Data Storage Optimization

Large enterprises are notorious for herding tremendous amounts of data. Given that the majority of corporations maintain their information in often expensive on-premises storages, getting rid of irrelevant data has become the priority of many. However, when you are dealing with petabytes of unstructured data, manual filtering and content prioritization is not efficient.

With various NLP and ML-powered tools, organizations can automate the majority of data storage optimization processes. By establishing rules regarding data retention and content creation, an ML algorithm can identify which files can be deleted or moved to a lower-cost storage. This can sufficiently decrease storage costs and reduce manual work.

Data Breach Prevention

While big organizations tend to heavily invest in cybersecurity, it often addresses only external threats. In the 2020 Cost of Insider Threats Global Report, Ponemon Institute surveyed 204 large IT companies around the world to find out that the number of insider threats has increased by 47% in the last two years. The average cost of these types of incidents cost each organization an average of $2.79 million.

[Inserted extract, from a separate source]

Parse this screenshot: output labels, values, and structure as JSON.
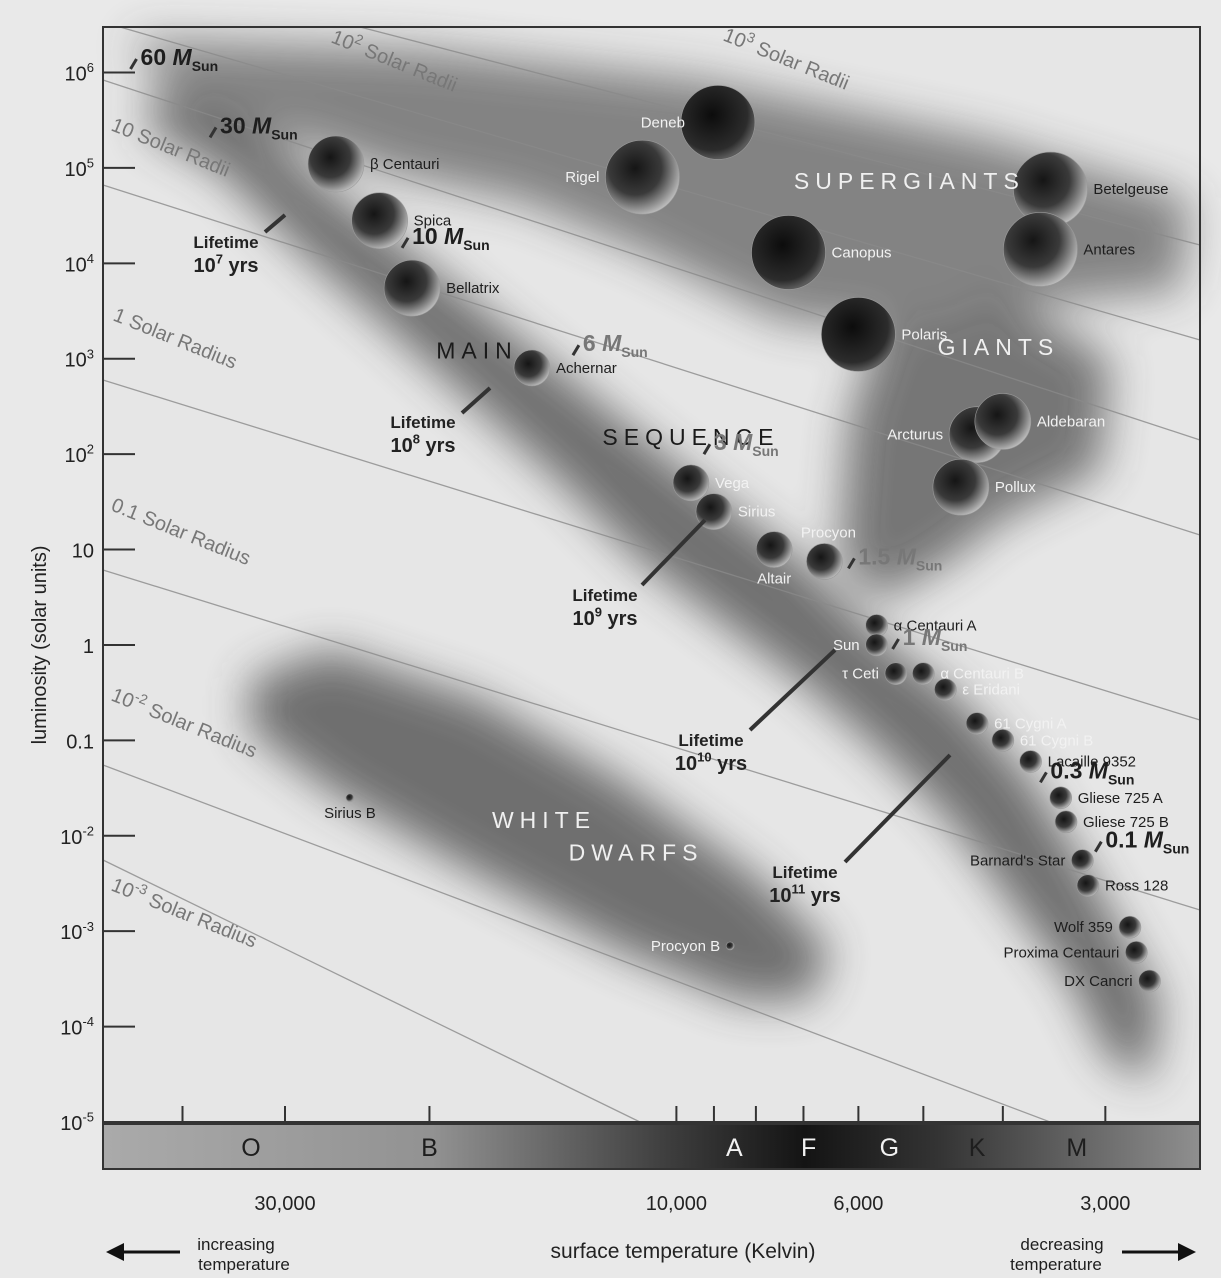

The types of insider threats range from fraudulent schemes to the theft of intellectual property to the leakage of an organization’s confidential information. Given that data volumes the number of their access points are constantly expanding, corporations need to find new ways of protecting their information.

Accenture has developed an NLP-powered insider threat detection solution that helps companies determine if their employees have any fraudulent or vile intents. The tool scans companies’ internal communication channels, performs sentiment analysis, and updates a ‘risk’ score of any employee. This method of detecting insider threats is reminiscent of PC antivirus software, which constantly performs security checks in the background. It can help companies prevent emerging problems’ escalation, thus avoiding costly legal battles as well as reputational damages.

Conversations have been driving business for centuries, and all forms of communication contain only unstructured data. The use cases above indicate that this unstructured content has a tremendous hidden potential for extracting valuable insights. With a thought-out NLP implementation plan, organizations can understand their data deeper, enhancing their efficiency and leveling up their business intelligence.